For the blended ginger, my wife chopped ginger and spring onion and fried it in oil with salt until fragrant. Then came my job of blending it to the final product.

Bottled blended ginger and spring onion
Bottled blended ginger and spring onion

Next comes the process of chopping the chicken and plating it up with the various sauces. The chillis sauce and ginger complemented the chicken very well and made it really delicious.

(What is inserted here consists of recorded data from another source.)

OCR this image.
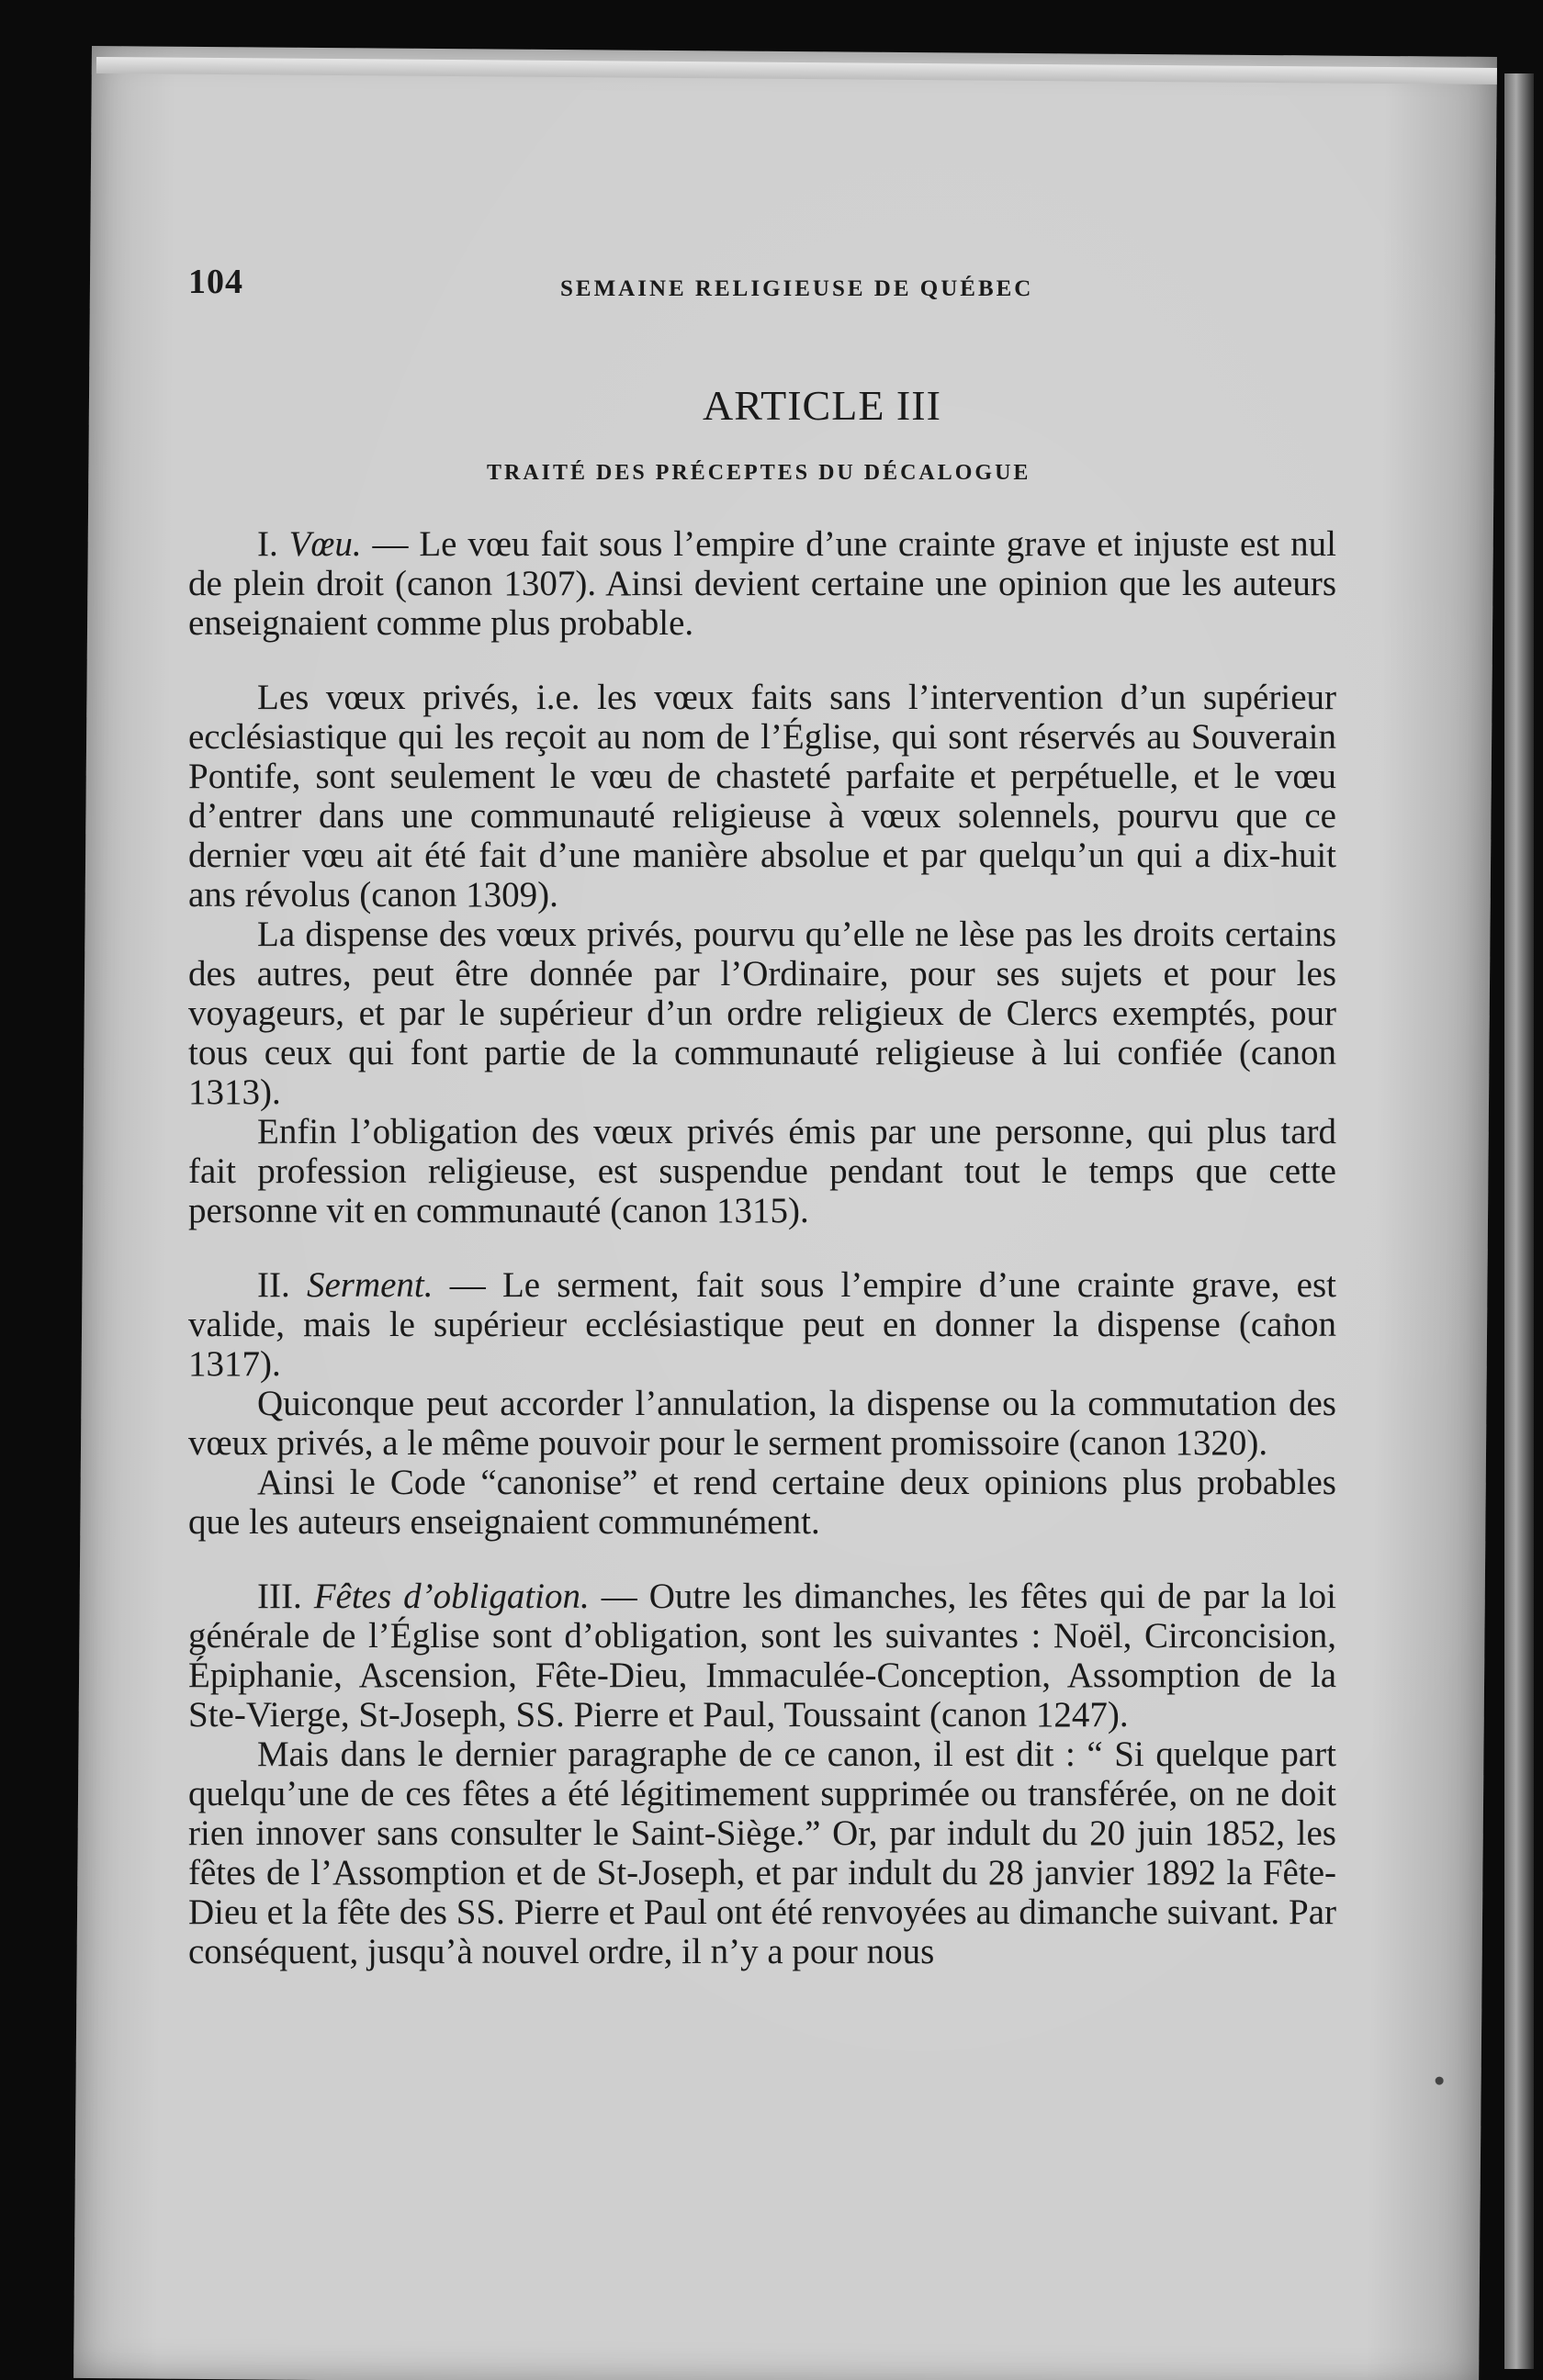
104	SEMAINE RELIGIEUSE DE QUÉBEC
ARTICLE III
TRAITÉ DES PRÉCEPTES DU DÉCALOGUE

I. Vœu. — Le vœu fait sous l’empire d’une crainte grave et injuste est nul de plein droit (canon 1307). Ainsi devient certaine une opinion que les auteurs enseignaient comme plus probable.

Les vœux privés, i.e. les vœux faits sans l’intervention d’un supérieur ecclésiastique qui les reçoit au nom de l’Église, qui sont réservés au Souverain Pontife, sont seulement le vœu de chasteté parfaite et perpétuelle, et le vœu d’entrer dans une communauté religieuse à vœux solennels, pourvu que ce dernier vœu ait été fait d’une manière absolue et par quelqu’un qui a dix-huit ans révolus (canon 1309).

La dispense des vœux privés, pourvu qu’elle ne lèse pas les droits certains des autres, peut être donnée par l’Ordinaire, pour ses sujets et pour les voyageurs, et par le supérieur d’un ordre religieux de Clercs exemptés, pour tous ceux qui font partie de la communauté religieuse à lui confiée (canon 1313).

Enfin l’obligation des vœux privés émis par une personne, qui plus tard fait profession religieuse, est suspendue pendant tout le temps que cette personne vit en communauté (canon 1315).

II. Serment. — Le serment, fait sous l’empire d’une crainte grave, est valide, mais le supérieur ecclésiastique peut en donner la dispense (canon 1317).

Quiconque peut accorder l’annulation, la dispense ou la commutation des vœux privés, a le même pouvoir pour le serment promissoire (canon 1320).

Ainsi le Code “canonise” et rend certaine deux opinions plus probables que les auteurs enseignaient communément.

III. Fêtes d’obligation. — Outre les dimanches, les fêtes qui de par la loi générale de l’Église sont d’obligation, sont les suivantes : Noël, Circoncision, Épiphanie, Ascension, Fête-Dieu, Immaculée-Conception, Assomption de la Ste-Vierge, St-Joseph, SS. Pierre et Paul, Toussaint (canon 1247).

Mais dans le dernier paragraphe de ce canon, il est dit : “ Si quelque part quelqu’une de ces fêtes a été légitimement supprimée ou transférée, on ne doit rien innover sans consulter le Saint-Siège.” Or, par indult du 20 juin 1852, les fêtes de l’Assomption et de St-Joseph, et par indult du 28 janvier 1892 la Fête-Dieu et la fête des SS. Pierre et Paul ont été renvoyées au dimanche suivant. Par conséquent, jusqu’à nouvel ordre, il n’y a pour nous
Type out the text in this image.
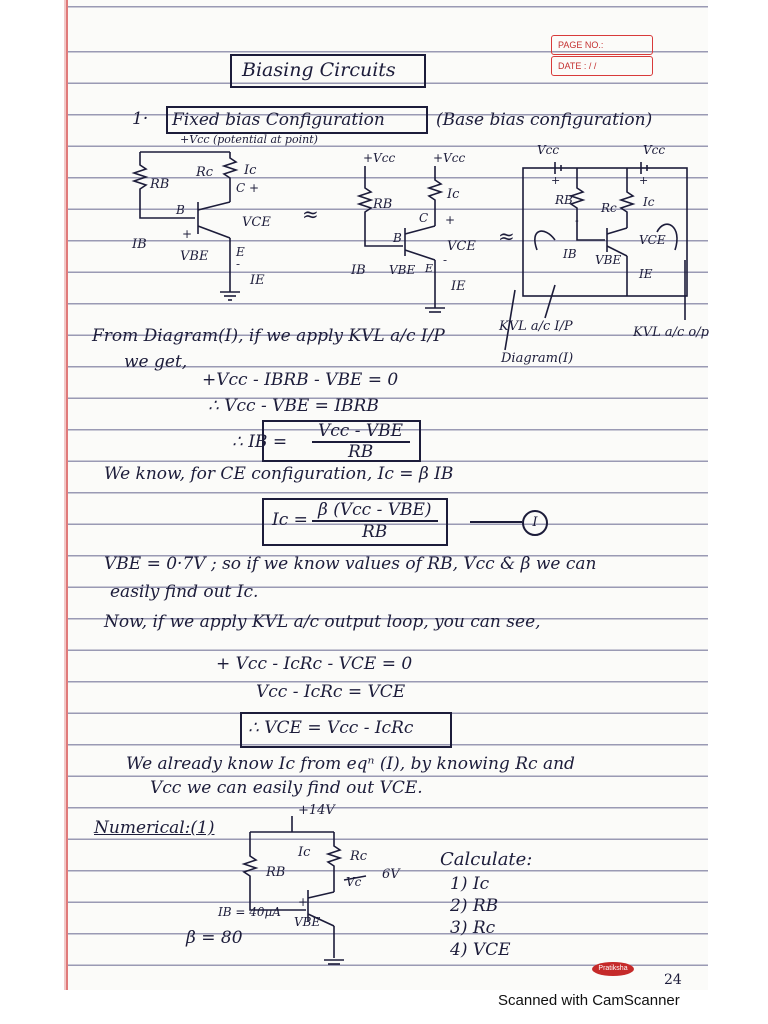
PAGE NO.:
DATE : / /
Biasing Circuits
1· Fixed bias Configuration	(Base bias configuration)
+Vcc (potential at point)
Rc Ic
C +
RB
B
VCE
+
IB
VBE E
-
IE
≈
+Vcc	+Vcc
RB
Ic
C +
B
VCE
-
IB VBE E
IE
≈
Vcc	Vcc
+	+
RB
Rc Ic
-
VCE
IB VBE
IE
KVL a/c I/P	KVL a/c o/p
Diagram(I)
From Diagram(I), if we apply KVL a/c I/P
we get,
+Vcc - IBRB - VBE = 0
∴ Vcc - VBE = IBRB
∴ IB =
Vcc - VBE
RB
We know, for CE configuration, Ic = β IB
Ic = β (Vcc - VBE)
RB	I
VBE = 0·7V ; so if we know values of RB, Vcc & β we can
easily find out Ic.
Now, if we apply KVL a/c output loop, you can see,
+ Vcc - IcRc - VCE = 0
Vcc - IcRc = VCE
∴ VCE = Vcc - IcRc
We already know Ic from eqⁿ (I), by knowing Rc and
Vcc we can easily find out VCE.
Numerical:(1)
+14V
Ic	Rc
RB
Vc 6V
+
IB = 40μA
VBE
β = 80
Calculate:
1) Ic
2) RB
3) Rc
4) VCE
Pratiksha
24
Scanned with CamScanner
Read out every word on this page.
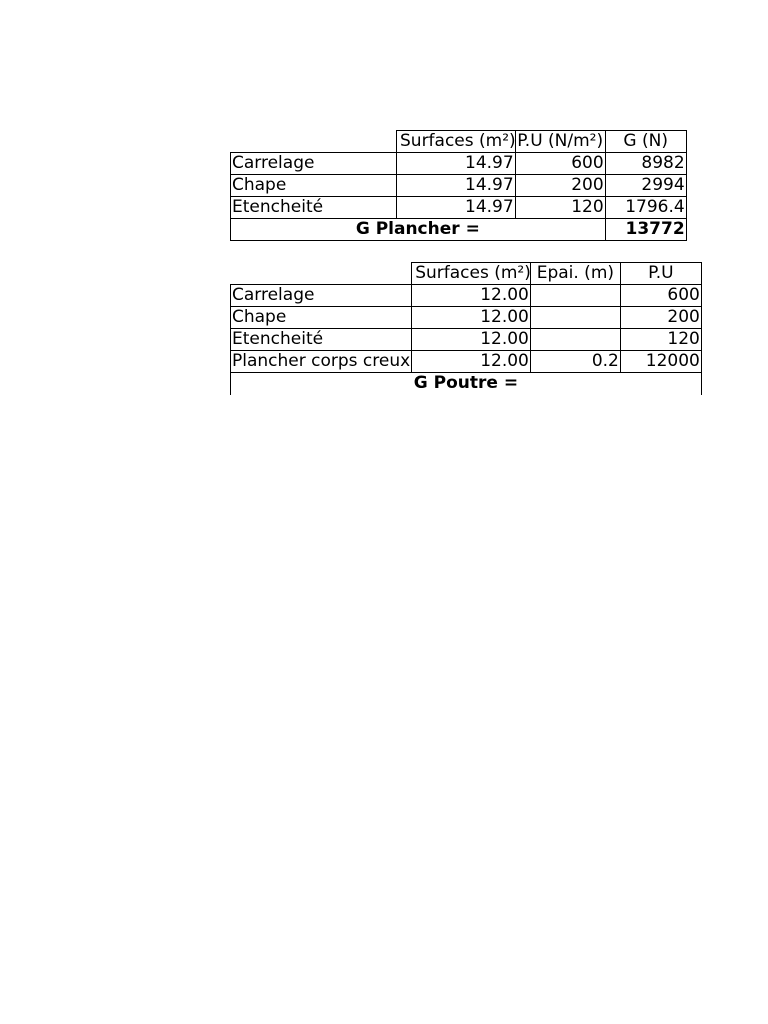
	Surfaces (m²)	P.U (N/m²)	G (N)
Carrelage	14.97	600	8982
Chape	14.97	200	2994
Etencheité	14.97	120	1796.4
G Plancher =			13772
	Surfaces (m²)	Epai. (m)	P.U
Carrelage	12.00		600
Chape	12.00		200
Etencheité	12.00		120
Plancher corps creux	12.00	0.2	12000
G Poutre =			
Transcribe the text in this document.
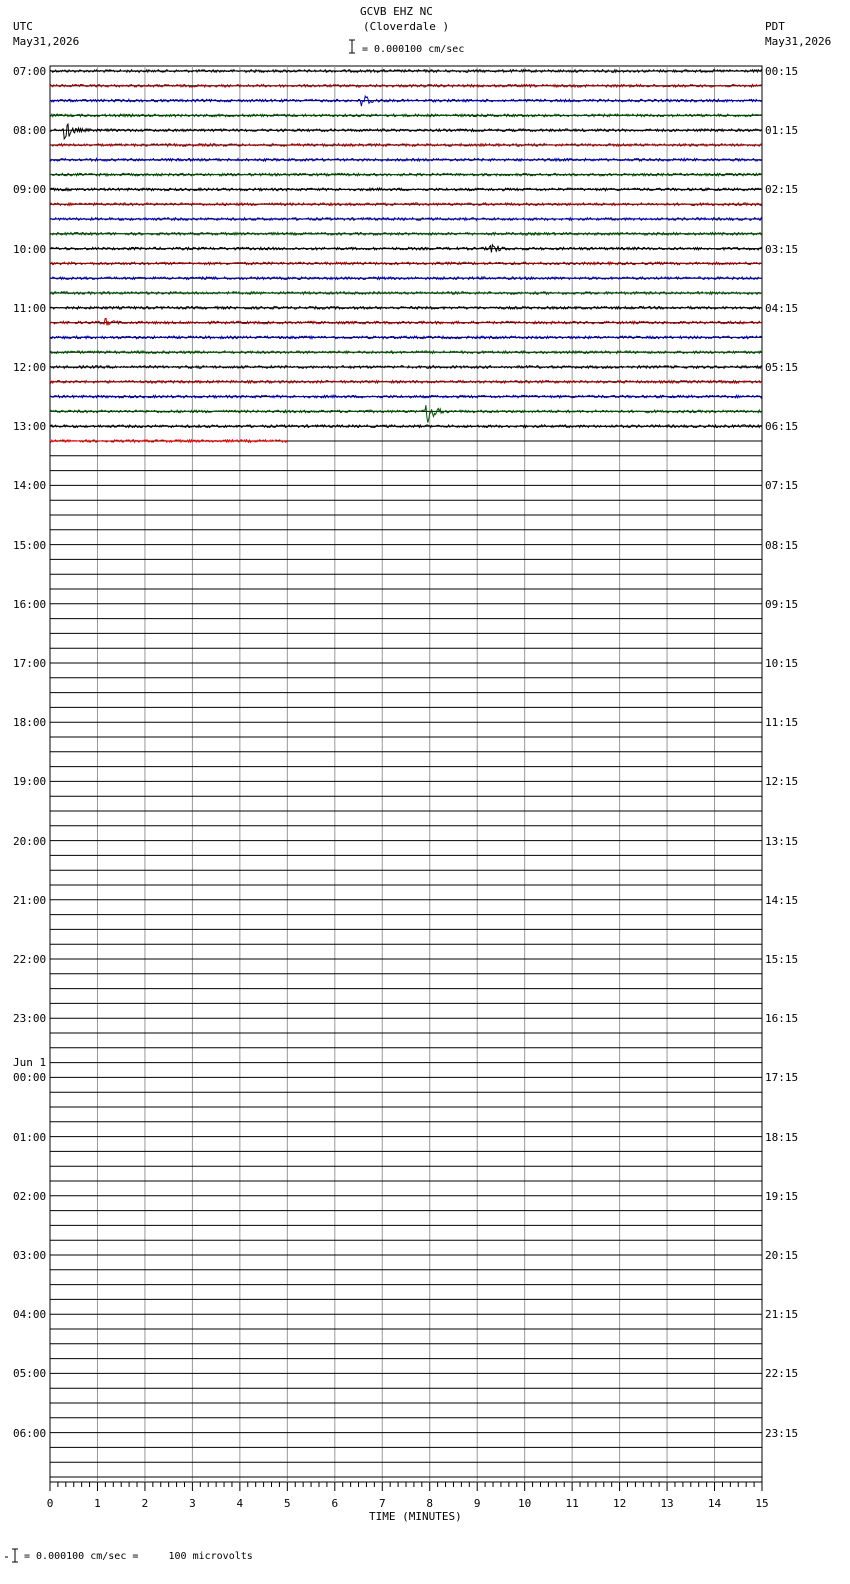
0	1	2	3	4	5	6	7	8	9	10	11	12	13	14	15
GCVB EHZ NC
(Cloverdale )
= 0.000100 cm/sec
UTC
May31,2026
PDT
May31,2026
TIME (MINUTES)
= 0.000100 cm/sec =     100 microvolts
07:00
08:00
09:00
10:00
11:00
12:00
13:00
14:00
15:00
16:00
17:00
18:00
19:00
20:00
21:00
22:00
23:00
00:00
01:00
02:00
03:00
04:00
05:00
06:00
Jun 1
00:15
01:15
02:15
03:15
04:15
05:15
06:15
07:15
08:15
09:15
10:15
11:15
12:15
13:15
14:15
15:15
16:15
17:15
18:15
19:15
20:15
21:15
22:15
23:15
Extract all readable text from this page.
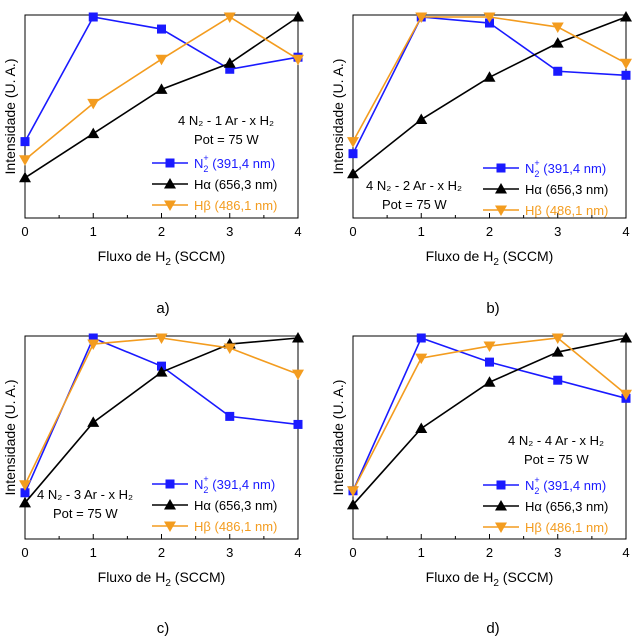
0	1	2	3	4
Fluxo de $H_2$ (SCCM)
Intensidade (U. A.)	4 N₂ - 1 Ar - x H₂
Pot = 75 W
$N_2+ (391,4$ nm)
Hα (656,3 nm)
Hβ (486,1 nm)
a)
0	1	2	3	4
Fluxo de $H_2$ (SCCM)
Intensidade (U. A.)
4 N₂ - 2 Ar - x H₂
Pot = 75 W
$N_2+ (391,4$ nm)
Hα (656,3 nm)
Hβ (486,1 nm)
b)
0	1	2	3	4
Fluxo de $H_2$ (SCCM)
Intensidade (U. A.) 4 N₂ - 3 Ar - x H₂
Pot = 75 W
$N_2+ (391,4$ nm)
Hα (656,3 nm)
Hβ (486,1 nm)
c)
0	1	2	3	4
Fluxo de $H_2$ (SCCM)
Intensidade (U. A.)	4 N₂ - 4 Ar - x H₂
Pot = 75 W
$N_2+ (391,4$ nm)
Hα (656,3 nm)
Hβ (486,1 nm)
d)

Hainanese chicken rice all plated up
Hainanese chicken rice all plated up
Close-up of chicken, vegetables and chilli paste
Close-up of chicken, vegetables and chilli paste
Close-up of chicken and blended ginger
Close-up of chicken and blended ginger

For the wine, I chose a 12 year old bottle of Petaluma Chardonnay from Australia. The colour was golden yellow and it was very fragrant – definitely aromas of nectarine and honey. Somehow we both felt it was even better than the Leeuwin Art Chardonnay – but it may very well be because of the use of the better wine glass with this wine (we did not have the Riedel Ouverture Magnum wine glass when drinking the Leeuwin Art Chardonnay).

Petaluma Chardonnay 2003 - 12 year old wine
Petaluma Chardonnay 2003 – 12 year old wine
Glass of Petaluma Chardonnay
Riedel Ouverture wine Glass holding the  Petaluma Chardonnay

Overall, it was a very enjoyable meal, food, sauces and wine all working well together. Definitely one of the best meals I have had.